Stacchiotti évoqué par les médias français
C’est ainsi que mercredi soir, LCI a évoqué spécifiquement le cas du Luxembourgeois Raphaël Stacchiotti, présenté comme «nageur professionnel du Luxembourg, tombé malade pendant son séjour à Wuhan».
Invité à s’exprimer en direct, Julien Henx, sans jamais donner le nom de ses compatriotes, a expliqué qu’«ils étaient tombés malades. Ils n’ont pas nagé de toute la semaine, ils étaient à l’hôtel et sont restés au lit. Pour le docteur, ce n’était qu’une grippe. J’étais dans la même chambre qu’eux, mais je n’ai rien eu, donc je ne me suis pas plus inquiété que cela. Pour moi, c’était juste une grippe.»
Dans cette séquence, LCI revient sur les propos de Bob Bertemes et du boxeur Michel Erpelding pour faire part «d’une situation de confinement autour des sites sportifs». Et d’évoquer, toujours en reprenant l’article de L’essentiel : «La prise de température corporelle à l’aéroport, l’interdiction de manger hors du village et le nettoyage, deux fois par jour.»
Et Michel Erpelding d’ajouter : «Le patron d’un café nous a dit qu’il devait faire un rapport aux autorités de qui venait chez lui.»
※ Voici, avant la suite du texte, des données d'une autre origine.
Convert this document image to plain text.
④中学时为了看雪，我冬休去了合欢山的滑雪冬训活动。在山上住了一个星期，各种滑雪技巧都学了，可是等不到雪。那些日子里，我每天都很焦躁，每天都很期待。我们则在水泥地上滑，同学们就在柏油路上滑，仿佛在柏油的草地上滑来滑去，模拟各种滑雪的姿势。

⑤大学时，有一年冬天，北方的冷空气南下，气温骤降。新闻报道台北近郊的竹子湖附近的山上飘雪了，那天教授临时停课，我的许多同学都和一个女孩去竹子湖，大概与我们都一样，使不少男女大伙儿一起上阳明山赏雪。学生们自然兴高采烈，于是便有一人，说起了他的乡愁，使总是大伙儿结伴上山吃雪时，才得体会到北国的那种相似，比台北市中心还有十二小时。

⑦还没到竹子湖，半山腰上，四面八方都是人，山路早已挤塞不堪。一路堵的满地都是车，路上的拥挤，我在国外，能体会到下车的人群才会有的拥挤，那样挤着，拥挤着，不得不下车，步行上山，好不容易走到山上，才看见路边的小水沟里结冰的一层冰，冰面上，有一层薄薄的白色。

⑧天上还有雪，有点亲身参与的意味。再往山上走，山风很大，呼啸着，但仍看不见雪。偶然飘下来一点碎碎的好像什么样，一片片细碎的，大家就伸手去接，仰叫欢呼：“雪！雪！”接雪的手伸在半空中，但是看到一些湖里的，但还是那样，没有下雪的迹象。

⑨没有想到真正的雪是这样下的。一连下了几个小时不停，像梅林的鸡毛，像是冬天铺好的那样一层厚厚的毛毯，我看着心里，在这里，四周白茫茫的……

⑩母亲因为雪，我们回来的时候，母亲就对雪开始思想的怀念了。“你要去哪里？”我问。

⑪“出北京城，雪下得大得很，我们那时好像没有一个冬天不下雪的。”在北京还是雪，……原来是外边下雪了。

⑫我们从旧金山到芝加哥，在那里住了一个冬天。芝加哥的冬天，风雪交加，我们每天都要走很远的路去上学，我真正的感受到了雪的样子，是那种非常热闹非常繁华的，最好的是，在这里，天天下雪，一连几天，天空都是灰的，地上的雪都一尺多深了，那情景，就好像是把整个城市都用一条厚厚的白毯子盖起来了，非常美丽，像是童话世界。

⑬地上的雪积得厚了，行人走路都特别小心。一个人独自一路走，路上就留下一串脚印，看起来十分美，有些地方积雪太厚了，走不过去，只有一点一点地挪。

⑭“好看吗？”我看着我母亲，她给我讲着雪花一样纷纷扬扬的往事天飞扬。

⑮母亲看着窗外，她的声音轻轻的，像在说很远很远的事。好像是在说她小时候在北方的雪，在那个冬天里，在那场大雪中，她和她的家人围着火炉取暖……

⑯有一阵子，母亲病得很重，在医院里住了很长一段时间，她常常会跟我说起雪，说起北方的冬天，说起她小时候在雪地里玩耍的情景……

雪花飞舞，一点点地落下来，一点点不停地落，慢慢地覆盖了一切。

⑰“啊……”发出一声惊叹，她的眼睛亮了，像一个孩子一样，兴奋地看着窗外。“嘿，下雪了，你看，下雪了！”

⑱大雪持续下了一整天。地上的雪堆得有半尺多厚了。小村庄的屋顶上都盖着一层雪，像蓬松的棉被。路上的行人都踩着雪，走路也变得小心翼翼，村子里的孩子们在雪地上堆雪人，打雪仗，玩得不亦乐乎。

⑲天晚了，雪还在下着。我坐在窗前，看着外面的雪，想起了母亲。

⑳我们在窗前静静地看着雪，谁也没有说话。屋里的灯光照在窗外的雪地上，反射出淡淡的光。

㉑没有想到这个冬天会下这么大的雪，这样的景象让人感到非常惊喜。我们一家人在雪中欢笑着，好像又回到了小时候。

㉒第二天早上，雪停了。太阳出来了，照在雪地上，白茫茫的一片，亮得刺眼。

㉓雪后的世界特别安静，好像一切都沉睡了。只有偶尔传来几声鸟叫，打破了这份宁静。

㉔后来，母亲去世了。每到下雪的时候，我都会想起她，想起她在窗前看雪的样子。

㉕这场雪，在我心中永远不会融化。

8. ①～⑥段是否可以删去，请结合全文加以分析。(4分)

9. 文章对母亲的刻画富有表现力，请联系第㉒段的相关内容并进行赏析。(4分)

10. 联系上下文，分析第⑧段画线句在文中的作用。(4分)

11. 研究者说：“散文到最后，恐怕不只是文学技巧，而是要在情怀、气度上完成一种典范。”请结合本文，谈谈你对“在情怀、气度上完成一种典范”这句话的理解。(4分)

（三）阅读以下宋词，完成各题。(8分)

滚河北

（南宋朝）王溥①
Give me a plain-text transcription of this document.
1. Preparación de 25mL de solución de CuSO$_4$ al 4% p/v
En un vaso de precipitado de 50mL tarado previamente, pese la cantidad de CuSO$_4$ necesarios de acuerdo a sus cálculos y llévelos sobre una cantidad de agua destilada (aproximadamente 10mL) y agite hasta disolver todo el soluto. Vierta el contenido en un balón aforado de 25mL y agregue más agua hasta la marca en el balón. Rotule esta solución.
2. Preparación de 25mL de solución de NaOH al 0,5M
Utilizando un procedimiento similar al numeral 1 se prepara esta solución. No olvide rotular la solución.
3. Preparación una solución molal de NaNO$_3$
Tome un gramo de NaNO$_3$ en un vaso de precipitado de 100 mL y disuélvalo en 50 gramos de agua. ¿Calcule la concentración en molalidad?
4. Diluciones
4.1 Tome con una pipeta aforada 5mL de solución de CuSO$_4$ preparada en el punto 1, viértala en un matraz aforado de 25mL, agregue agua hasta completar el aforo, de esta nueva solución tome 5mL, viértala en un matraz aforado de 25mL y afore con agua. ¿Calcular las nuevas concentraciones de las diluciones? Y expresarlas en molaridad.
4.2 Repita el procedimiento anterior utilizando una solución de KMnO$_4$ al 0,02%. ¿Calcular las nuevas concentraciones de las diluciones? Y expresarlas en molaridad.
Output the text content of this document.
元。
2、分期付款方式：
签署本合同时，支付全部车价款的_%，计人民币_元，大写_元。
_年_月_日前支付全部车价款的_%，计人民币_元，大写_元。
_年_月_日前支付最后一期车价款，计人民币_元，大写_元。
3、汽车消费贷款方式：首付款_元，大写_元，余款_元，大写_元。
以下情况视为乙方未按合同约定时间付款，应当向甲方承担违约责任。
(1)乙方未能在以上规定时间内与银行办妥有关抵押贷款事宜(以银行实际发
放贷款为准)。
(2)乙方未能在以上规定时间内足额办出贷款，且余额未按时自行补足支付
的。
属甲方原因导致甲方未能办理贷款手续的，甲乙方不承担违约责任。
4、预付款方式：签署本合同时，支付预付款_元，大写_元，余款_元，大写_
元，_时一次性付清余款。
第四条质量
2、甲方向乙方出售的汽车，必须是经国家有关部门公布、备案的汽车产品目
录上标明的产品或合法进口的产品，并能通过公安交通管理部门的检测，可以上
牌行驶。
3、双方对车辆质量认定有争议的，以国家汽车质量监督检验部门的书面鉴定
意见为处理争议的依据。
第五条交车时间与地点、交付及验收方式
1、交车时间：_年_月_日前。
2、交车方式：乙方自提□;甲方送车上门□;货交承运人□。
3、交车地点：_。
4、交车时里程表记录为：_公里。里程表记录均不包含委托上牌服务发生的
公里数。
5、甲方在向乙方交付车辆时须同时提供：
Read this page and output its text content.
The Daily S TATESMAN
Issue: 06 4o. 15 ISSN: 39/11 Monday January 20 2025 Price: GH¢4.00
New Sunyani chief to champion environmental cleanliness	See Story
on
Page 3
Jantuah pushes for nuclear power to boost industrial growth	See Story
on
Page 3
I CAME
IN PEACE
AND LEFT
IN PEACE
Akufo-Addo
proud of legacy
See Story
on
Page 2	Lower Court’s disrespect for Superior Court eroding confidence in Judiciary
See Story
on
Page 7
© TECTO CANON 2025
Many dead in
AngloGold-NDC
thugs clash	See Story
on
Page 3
La FLNS condamne les propos de Julien Henx
Les propos de Julien Henx, qui a également été interrogé par la radio française RTL et dont les propos ont également été repris sur France 24, n’ont visiblement pas plu à la fédération de natation qui a tenu, via un communiqué, à s’en désolidariser : «La FLNS se distancie résolument des commentaires donnés par Julien Henx auprès de plusieurs médias français notamment. Elle est évidemment très déçue de ces propos et les condamne avec fermeté.»
Reste à savoir ce que la FLNS, dont le président – injoignable jeudi – est Marco Stacchiotti, le père de Raphaël, reproche exactement au Dudelangeois, sachant qu’il n’a jamais cité nommément son fils, lequel se dit désormais «dans une position infernale», vivement sollicité par les médias hexagonaux.
Joint jeudi, le nageur ettelbruckois nous a renvoyés auprès des autorités militaires. Ces dernières n’avaient pas encore donné leur feu vert pour parler avec lui au moment de la rédaction de cet article.
Question parlementaire de Stéphanie Empain
Au-delà de cette polémique se posent plusieurs questions. Et la députée déi gréng Stéphanie Empain a d’ailleurs formulé une question parlementaire urgente dans laquelle elle interpelle le ministre des Sports ainsi que celui de la Défense «au sujet de la maladie d’athlètes luxembourgeois lors des Jeux mondiaux militaires à Wuhan».
Et la députée de demander «si on pouvait confirmer la maladie de plusieurs athlètes lors de cette manifestation», «si des tests avaient été effectués et si oui, quels avaient été les résultats» (Raphaël Stacchiotti a indiqué, jeudi à L’essentiel, qu’il n’avait pas été testé mais qu’il était prêt à le faire s’il le fallait) et enfin «s’il y avait eu des échanges avec d’autres délégations présentes à Wuhan à cet égard».
Sur ce dernier point, les autorités françaises se sont d’ores et déjà exprimées, mercredi, indiquant «n’avoir reçu aucun signalement de maladie pouvant « a posteriori » s’apparenter au Covid-19». «À ce jour et à notre connaissance, aucun autre pays représenté aux JMEE de Wuhan n’a, par ailleurs, rapporté de tels cas», souligne le ministère français des Armées.
Des athlètes français muselés
Rideau? Peut-être pas complètement. En effet, BFM TV rapportait, mardi, un témoignage anonyme d’un des 281 athlètes français, «tombé malade tout comme plusieurs membres de la délégation française» à son retour. Et selon Le Parisien, les athlètes auraient reçu ordre de ne pas communiquer sur le sujet.
En Suède, de nombreux athlètes sont tombés malades, mais ont été testés négatifs, a précisé mi-avril l’armée du pays. Toute cette affaire dépasse clairement le simple cadre sportif. Et on peut s’interroger sur les conséquences politiques de la révélation d’un cas de Covid-19 lors de ces JMME. Soit un mois avant la date du premier malade officialisé par les autorités chinoises…
Au Grand-Duché, il faut demander la permission pour s’adresser à un sportif d’élite de l’armée. Pour quelle raison? La grande muette porte décidément bien son nom!